Review: My Hero

by Lynn on April 27, 2021

in The Passionate Playgoer

A reading streamed from the Norm Foster Festival

Written by Norm Foster

Directed by Sheila McCarthy

Cast: Jacob James

Gabrielle Jones

Andrew Moodie

Since the pandemic began, prolific playwright, Norm Foster, has written at least six plays. The Norm Foster Festival that usually runs in the summer in St. Catharines, Ont., will certainly have enough new Foster plays to satisfy its audiences when they ‘come back.’ One of the plays, My Hero, had a Zoom reading this past weekend so that Mr. Foster could get a sense of what it sounded like. He will now tweak the play and ready it for a performance, hopefully in the summer of 2022.

My Hero is about Corrine Devine a former lawyer, aged 62, and her son Jim, aged 40. Corrine has been a widow for 31 years.
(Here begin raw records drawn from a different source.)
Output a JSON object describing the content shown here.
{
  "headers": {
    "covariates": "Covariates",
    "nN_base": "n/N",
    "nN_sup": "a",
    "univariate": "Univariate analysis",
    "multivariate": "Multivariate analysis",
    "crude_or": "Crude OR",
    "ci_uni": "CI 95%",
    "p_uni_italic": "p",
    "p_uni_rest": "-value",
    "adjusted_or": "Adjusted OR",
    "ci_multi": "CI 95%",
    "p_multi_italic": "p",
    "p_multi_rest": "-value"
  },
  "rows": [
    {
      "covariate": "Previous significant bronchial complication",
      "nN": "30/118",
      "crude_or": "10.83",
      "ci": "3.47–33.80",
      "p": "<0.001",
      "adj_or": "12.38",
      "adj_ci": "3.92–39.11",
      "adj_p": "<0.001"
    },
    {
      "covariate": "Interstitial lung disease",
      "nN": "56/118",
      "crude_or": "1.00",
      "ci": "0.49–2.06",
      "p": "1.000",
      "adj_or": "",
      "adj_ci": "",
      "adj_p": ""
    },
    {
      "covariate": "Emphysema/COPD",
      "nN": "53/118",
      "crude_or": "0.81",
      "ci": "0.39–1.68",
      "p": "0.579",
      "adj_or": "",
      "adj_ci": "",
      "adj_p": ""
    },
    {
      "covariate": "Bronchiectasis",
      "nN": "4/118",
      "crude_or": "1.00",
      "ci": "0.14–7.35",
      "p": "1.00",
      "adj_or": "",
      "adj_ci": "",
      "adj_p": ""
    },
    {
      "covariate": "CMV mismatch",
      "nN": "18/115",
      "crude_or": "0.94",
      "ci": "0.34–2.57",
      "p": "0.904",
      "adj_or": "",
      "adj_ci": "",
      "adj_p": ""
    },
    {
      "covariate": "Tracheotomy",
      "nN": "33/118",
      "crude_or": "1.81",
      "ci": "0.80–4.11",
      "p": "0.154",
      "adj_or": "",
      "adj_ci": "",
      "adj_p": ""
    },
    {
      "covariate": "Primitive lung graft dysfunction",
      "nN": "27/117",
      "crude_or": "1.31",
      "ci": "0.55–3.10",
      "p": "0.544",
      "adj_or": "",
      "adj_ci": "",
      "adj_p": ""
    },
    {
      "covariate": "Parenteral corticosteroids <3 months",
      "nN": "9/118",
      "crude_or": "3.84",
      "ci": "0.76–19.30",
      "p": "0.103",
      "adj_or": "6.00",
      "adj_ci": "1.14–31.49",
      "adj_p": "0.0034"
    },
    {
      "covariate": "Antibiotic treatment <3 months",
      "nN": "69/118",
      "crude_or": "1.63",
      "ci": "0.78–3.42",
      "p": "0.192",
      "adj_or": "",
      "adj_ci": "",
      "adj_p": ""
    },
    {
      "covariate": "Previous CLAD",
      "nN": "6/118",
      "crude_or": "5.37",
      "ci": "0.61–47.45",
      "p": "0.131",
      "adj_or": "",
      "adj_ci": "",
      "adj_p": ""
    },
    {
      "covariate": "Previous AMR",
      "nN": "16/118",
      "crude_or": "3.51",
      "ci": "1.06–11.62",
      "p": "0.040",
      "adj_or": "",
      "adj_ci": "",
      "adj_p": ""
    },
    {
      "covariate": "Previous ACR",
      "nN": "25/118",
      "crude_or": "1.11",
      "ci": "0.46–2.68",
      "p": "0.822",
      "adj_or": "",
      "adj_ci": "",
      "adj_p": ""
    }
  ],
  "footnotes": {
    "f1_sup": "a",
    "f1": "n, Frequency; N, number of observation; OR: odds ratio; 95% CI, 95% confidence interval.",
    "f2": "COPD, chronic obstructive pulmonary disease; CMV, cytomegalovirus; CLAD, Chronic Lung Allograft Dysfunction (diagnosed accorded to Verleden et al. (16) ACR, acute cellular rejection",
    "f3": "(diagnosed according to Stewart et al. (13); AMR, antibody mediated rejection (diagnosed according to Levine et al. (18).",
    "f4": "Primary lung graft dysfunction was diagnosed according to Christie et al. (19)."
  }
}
Her husband was a star professional hockey player who was killed in a car accident as he drove home in a snow storm after a game. He wanted to be there in the morning of Jim’s nineth birthday. It was not meant to be.

Jim is now 40, divorced for five years and a high school English teacher. He has lived with his mother Corrine since the divorce because the divorce left him broke and without furniture. Moving home was more comforting.

Corrine and Jim have always been close. She has been his defender and is his sounding board. At present he’s having trouble at school with a student who says that if Jim doesn’t give her an ‘A’ in the class she will accuse him of sexual harassment, because she won’t be able to get into her university of choice. Jim tells the student she didn’t earn the ‘A’ and he could barely justify the ‘C’ he gave her for her work. Jim says simply that he will give her an ‘A’. He will give her other friends an ‘A’, even the boys—he’s an equal opportunity enabler.

Corrine is aghast. Jim explains that no matter if the accusation is true or false, Jim’s career would have been over at the accusation. And his reputation would have been ruined. “An accusation is the end. It sticks to you like fly-paper. Like a bad stink.”  My eyebrows were knitting at how Norm Foster had Jim solve the problem—a huge one in education these days. Then Foster gave Jim this speech: “…and she can be one of the many half-wits that graduate from high school this year. I’m so tired of these entitled kids, not learning a damned thing, calling the shot and getting whatever the hell that they want with a snap of a finger.” Wow!

I can appreciate Jim’s frustration in dealing with this situation, but more than anything I think this is Norm Foster dealing with a serious subject with his pointed dialogue rather than the actual character of Jim. Jim never really addresses anything else in the play with this much ire or frustration. The scene is a thing of beauty because the playwright is finding a way of dealing with this onerous subject.

As Jim, Jacob James invests intense passion and emotion into the speech. I always believe it’s the character speaking but because it seems to come from no where and never comes up again, I think it’s more the playwright than the character telling a truth. Loved it. Jacob James plays Jim with a mix of innocence and knowing intensity and charm. Later when Corrine does something to take his side, Jim knows she might be going too far. Jim has a sense of honour and a need to fight his own battles. Loved that too.

Corrine (Gabrielle Jones) is going through her own changes. She is attracted to Randy Bartholomew (Andrew Moodie), her landscape gardener, who is a widower. They are to go on a date and Jim is surprised, shocked and perhaps jealous of a rival in his mother’s life. Corrine is beautifully played by Gabrielle Jones with a mix of awkwardness at this new situation and irreverence because she has such a flaky sense of humour. As Randy, Andrew Moodie is quiet, sweet, impish—he loves Shakespeare and quotes him often—and determined to win this woman.

Norm Foster delicately reveals the history of Corrine and her marriage to her hockey-star husband and the challenges she had. And we learn of Randy’s life. His life is devoted to his adult daughter, Olivia. Olivia has health issues. She is severely epileptic, is confined to a wheelchair and lives in an assisted living facility. The way Olivia is described she might be developmentally delayed, but she also seems to be wise if not aware.

If Norm Foster does tweak or rework the play,  I hope he would develop the information we hear about Olivia (she never appears in the play). I thought epilepsy was controllable with medication. Why is Olivia in a wheelchair? Is she developmentally delayed? Perhaps clarifying the information about her and if she is actually saying some of the things that Randy says she is saying, would be helpful.

In any case, I’m always glad to see a Norm Foster play, fully formed, or in a first reading, as this one was. And certainly when it is so expertly directed by Sheila McCarthy who massages the nuances, pauses, silences and freighted reactions as she does with this dandy cast.

Look out for this play to be in the 2022 season of the Norm Foster Festival.